At the 2009 social summit Roche put their toe in the water wanting to learn from us how to enter social media as a “good citizen.” This year’s meeting was heavily weighted on what they believed would be of value to us. Either way you slant it, a pharma better understanding the experience of living with diabetes and doing something with that knowledge can only benefit all concerned.
To this end, Lisa Huse, Roche Director of Strategic Initiatives, opened the meeting with a recap of the four initiatives Roche has enacted based on what they heard from us last year:
1) “Keep it real” – display the real experience of diabetes, the real blood sugar numbers we get and teach patients what to do with them. I think I heard there’s actually a TV commercial where someone shows a 273 mg/dl on their meter, yea! Then again, I could have been dreaming.
3) Advocate for the diabetes community – through their Diabetes Care Project. A coalition of like-minded organizations improving care for those living with diabetes.
4) Help the diabetes community amplify its voice – clearly evident with our exchange with the ADA and AADE.
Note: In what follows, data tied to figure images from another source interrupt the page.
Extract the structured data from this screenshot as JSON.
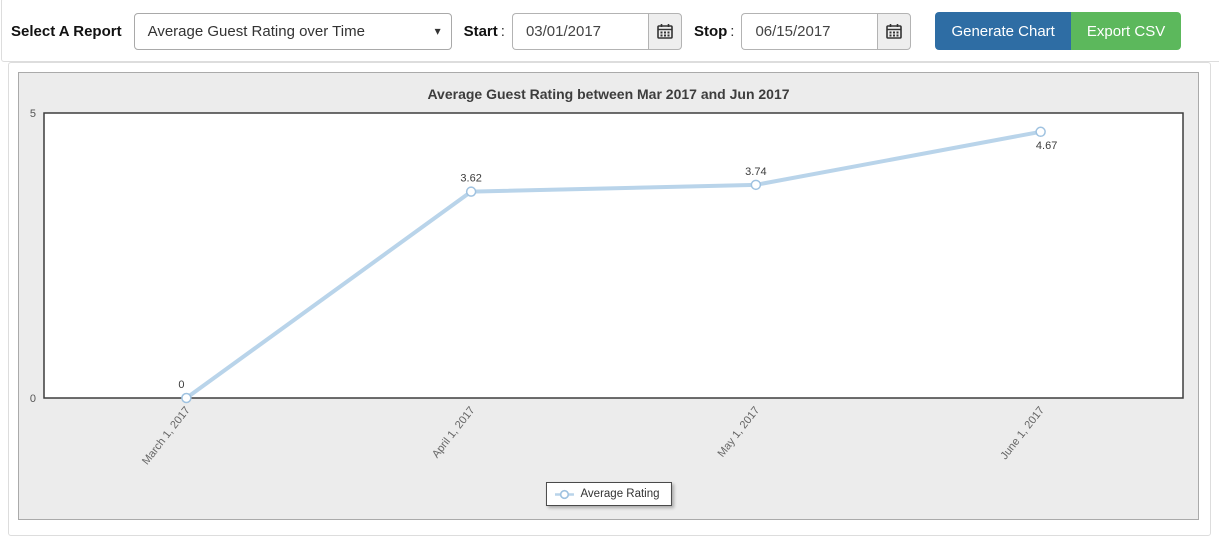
{
  "toolbar": {
    "select_report_label": "Select A Report",
    "report_select_value": "Average Guest Rating over Time",
    "caret_glyph": "▾",
    "start_label": "Start",
    "stop_label": "Stop",
    "colon": ":",
    "start_value": "03/01/2017",
    "stop_value": "06/15/2017",
    "generate_chart_label": "Generate Chart",
    "export_csv_label": "Export CSV",
    "generate_color": "#2e6da4",
    "export_color": "#5cb85c"
  },
  "chart_data": {
    "type": "line",
    "title": "Average Guest Rating between Mar 2017 and Jun 2017",
    "categories": [
      "March 1, 2017",
      "April 1, 2017",
      "May 1, 2017",
      "June 1, 2017"
    ],
    "series": [
      {
        "name": "Average Rating",
        "values": [
          0,
          3.62,
          3.74,
          4.67
        ]
      }
    ],
    "point_labels": [
      "0",
      "3.62",
      "3.74",
      "4.67"
    ],
    "ylim": [
      0,
      5
    ],
    "y_ticks": [
      0,
      5
    ],
    "xlabel": "",
    "ylabel": "",
    "grid": false,
    "legend": {
      "label": "Average Rating",
      "position": "bottom"
    },
    "line_color": "#b9d4ea",
    "marker_stroke": "#9fc2e0",
    "marker_fill": "#ffffff"
  }
}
Lisa also told us that during this past year of following our blogs and having her ear on the ground with us, she’s come to understand diabetes much more than her first 11 years with the company. As the meeting came to a close I wondered why more companies don’t spend more time, money and attention listening to, and getting to know, their end users. It can only be a win-win.
Personally, for us bloggers in our virtual world, it’s wonderful to get together, to shake a hand, play ping-pong (hope the table’s back next year), give and receive a hug and say to each other, as we hope we say to you, you are not alone.
By the way, if you blow up the photo, and notice I’m wearing a lovely blue boot, it’s the result of a freakish accident. Don’t worry, five or so more weeks in my lovely footwear and all will be well. (Thus the hope the ping-pong table reappears next year.)
In full disclosure all expenses were paid for by Roche for this meeting.